PAUL Stirling did it for Roy Torrens but the Ireland bowlers had no answer to a chanceless third wicket stand of 184 as Afghanistan claimed victory in the second World Cup Super League match in Abu Dhabi with almost five overs to spare.

Even if the popular and successful late former team manager had been alongside them, it wouldn’t have made a difference yesterday as Rahmat Shah and Hashmatullah Shahidi eased their side towards a second victory in the three-match series, in imperious style.

It was always going to be tough for the Ireland players, in action less than 24 hours after the death of ‘Big Roy’, but the man who was ever-present for Stirling’s first 153 matches in an Ireland shirt would have been proud of Paul’s response, his third one-day international century in the last five innings.

“Paul was very close to Roy and you could see that innings today was for him,” said captain Andrew Balbirnie at the post-match press conference” and added: “I’d like to take this opportunity on behalf of all the players to wish Joan and the family all the best. Irish cricket has certainly lost a giant of a man.”
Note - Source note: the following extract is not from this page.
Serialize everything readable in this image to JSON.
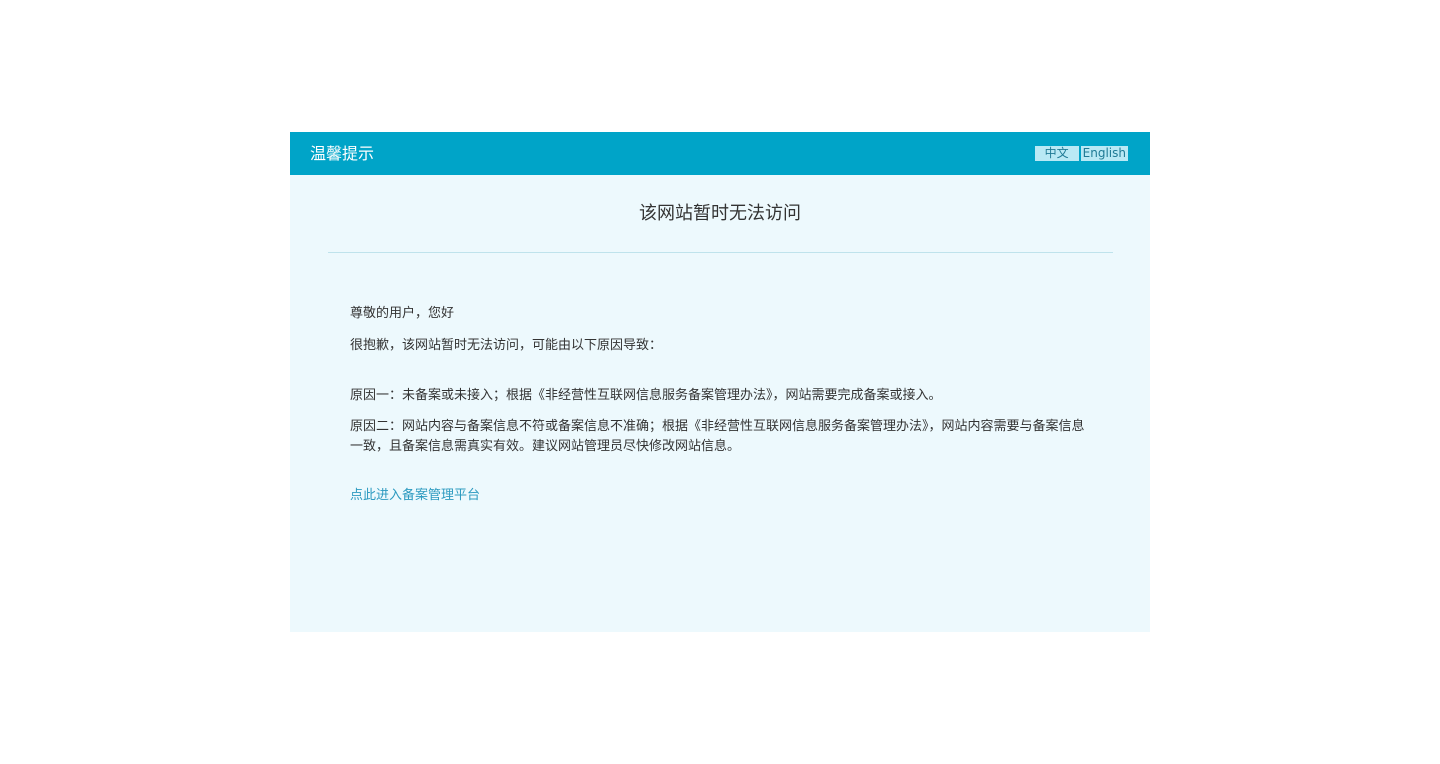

Balbirnie, however, had to admit that with Stirling scoring more than half of his side’s runs off the bat, they should have finished with more than 259.

“Apart from Paul and Curtis (Campher), there are not a lot of positives to take, he added. We played well the other day getting 270 and we set ourselves up to mount a good total today but we weren’t able to do that and against this Afghan side that has a lot of power we were up against it.”

The decisive moment, as it turned out, came even before the teams lined up for the minute’s silence. Balbirnie won the toss and elected bat but then heard that opposite number Ashgar Afghan would have bowled anyway.

Afghanistan certainly read the pitch better because although it was the same surface on which the teams had played the first game, it did not turn nearly as much as on Thursday and, indeed, became easier and easier to bat on.

Rahmat, who scored his fifth ODI century and Hashmatullah, the one change in either line-up, came in and fell agonisingly short of his first, although this was the 10th time he had passed 50.

Balbirnie called on seven bowlers to break the partnership after Barry McCarthy and Campher had removed both openers in successive overs, but the two Afghans found it so easy that at one stage they were satisfied to hit 23 consecutive singles.

Simi Singh eventually made the breakthrough, thanks to a catch at long-off, but by then the game was all but over and Afghan finished it in a hurry with 17 off the 45th over.

The first 45 overs, however, were all about Stirling, who on reaching his 11th ODI century, equalling William Porterfield’s record tally, poignantly raised his bat to the heavens.

Three runs later, the opening batsmen overtook his former skipper as Ireland’s all-time leading run scorer and only when tiredness set in, after facing 132 balls, did he drive straight to cover after hitting 12 fours and four sixes, the only maximums of the Ireland innings.

The third game, with 10 World Cup qualifying points available, is tomorrow and as Balbirnie reminded everyone: "We were beaten comprehensively in two games in Southampton (by England) but won the third."